Häufig gestellte Fragen

Kann ich jederzeit kündigen, wenn das Amt zu belastend wird?
Nein, eine Amtszeit von fünf Jahren ist bindend. Allerdings gibt es Ausnahmefälle, in denen eine Entbindung möglich ist – etwa bei erheblichen gesundheitlichen Problemen oder extremer beruflicher Belastung.

Muss ich juristische Kenntnisse haben?
Nein, absolut nicht. Du wirst vor Antritt deines Amtes geschult und erhältst alle notwendigen Informationen. Juristische Fachkenntnisse sind nicht erforderlich.

Wie viel verdiene ich als Schöffe?
Es ist ein Ehrenamt, daher gibt es kein regelmäßiges Gehalt. Dein Verdienstausfall wird ersetzt, und du erhältst eine Aufwandsentschädigung für deine Tätigkeit.

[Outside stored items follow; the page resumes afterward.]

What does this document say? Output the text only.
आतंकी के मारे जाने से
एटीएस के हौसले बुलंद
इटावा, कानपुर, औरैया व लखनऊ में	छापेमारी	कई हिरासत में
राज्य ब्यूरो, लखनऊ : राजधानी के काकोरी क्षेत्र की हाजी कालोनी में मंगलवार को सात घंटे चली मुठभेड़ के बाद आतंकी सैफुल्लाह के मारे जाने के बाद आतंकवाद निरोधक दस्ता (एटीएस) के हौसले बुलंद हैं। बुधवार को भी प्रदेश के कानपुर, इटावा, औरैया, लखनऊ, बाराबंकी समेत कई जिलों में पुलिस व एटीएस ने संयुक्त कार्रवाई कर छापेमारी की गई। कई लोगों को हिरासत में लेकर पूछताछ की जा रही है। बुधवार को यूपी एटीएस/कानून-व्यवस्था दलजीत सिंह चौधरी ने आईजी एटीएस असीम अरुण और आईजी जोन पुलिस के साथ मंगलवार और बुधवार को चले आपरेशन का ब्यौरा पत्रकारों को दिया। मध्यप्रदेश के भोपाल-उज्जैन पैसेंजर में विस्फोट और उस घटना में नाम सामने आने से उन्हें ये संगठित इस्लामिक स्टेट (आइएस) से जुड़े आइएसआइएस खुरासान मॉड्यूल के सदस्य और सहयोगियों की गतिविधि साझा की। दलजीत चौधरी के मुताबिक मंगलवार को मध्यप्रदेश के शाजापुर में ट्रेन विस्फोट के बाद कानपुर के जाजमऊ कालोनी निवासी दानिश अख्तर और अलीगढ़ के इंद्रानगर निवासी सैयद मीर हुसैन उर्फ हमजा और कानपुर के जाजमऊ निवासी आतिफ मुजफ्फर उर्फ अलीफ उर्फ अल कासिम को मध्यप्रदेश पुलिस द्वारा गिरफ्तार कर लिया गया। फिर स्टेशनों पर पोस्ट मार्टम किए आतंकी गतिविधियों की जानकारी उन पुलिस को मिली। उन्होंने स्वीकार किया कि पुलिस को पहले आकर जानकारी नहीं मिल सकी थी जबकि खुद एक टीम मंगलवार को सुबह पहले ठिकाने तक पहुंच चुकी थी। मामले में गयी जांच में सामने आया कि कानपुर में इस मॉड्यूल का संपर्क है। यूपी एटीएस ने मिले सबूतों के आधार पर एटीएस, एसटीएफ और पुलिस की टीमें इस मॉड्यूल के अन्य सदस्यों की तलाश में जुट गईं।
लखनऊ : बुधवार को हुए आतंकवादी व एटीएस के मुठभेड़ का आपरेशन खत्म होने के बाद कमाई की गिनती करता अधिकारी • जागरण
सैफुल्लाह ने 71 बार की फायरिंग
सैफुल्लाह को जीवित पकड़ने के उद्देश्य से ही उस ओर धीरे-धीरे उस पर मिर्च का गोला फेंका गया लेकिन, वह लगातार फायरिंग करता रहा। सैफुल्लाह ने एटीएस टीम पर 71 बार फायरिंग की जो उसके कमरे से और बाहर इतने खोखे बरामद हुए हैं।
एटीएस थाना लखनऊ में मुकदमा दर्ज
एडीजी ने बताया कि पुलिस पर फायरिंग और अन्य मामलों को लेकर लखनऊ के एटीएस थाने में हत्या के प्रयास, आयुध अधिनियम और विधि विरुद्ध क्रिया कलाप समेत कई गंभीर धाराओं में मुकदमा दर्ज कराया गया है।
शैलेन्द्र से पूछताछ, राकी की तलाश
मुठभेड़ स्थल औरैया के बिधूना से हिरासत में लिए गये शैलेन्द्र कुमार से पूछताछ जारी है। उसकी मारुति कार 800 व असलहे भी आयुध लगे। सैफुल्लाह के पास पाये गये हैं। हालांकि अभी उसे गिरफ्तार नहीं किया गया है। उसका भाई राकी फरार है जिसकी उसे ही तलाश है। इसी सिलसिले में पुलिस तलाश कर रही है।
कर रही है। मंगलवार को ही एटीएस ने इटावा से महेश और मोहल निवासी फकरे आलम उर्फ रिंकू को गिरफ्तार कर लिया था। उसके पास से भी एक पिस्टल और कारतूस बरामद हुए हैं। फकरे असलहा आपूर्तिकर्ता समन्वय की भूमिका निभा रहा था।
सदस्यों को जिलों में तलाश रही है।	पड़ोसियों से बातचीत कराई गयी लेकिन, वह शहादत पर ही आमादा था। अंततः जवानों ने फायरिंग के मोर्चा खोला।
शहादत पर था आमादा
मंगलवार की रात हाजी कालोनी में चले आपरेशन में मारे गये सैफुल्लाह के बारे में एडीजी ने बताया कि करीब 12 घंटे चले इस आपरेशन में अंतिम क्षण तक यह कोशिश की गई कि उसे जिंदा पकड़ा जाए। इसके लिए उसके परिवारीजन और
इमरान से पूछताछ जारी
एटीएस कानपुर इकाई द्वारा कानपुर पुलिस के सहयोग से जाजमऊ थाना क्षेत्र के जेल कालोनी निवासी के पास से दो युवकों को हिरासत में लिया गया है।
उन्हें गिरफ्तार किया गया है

Das Schöffenamt ist eine großartige Chance, dich aktiv an der Justiz zu beteiligen und dein Heimatland demokratisch mitzugestalten. Wenn dich die nächste Schöffenwahl in Ravensburg interessiert, informiere dich beim Schöffenwahlausschuss deiner Gemeinde – es lohnt sich!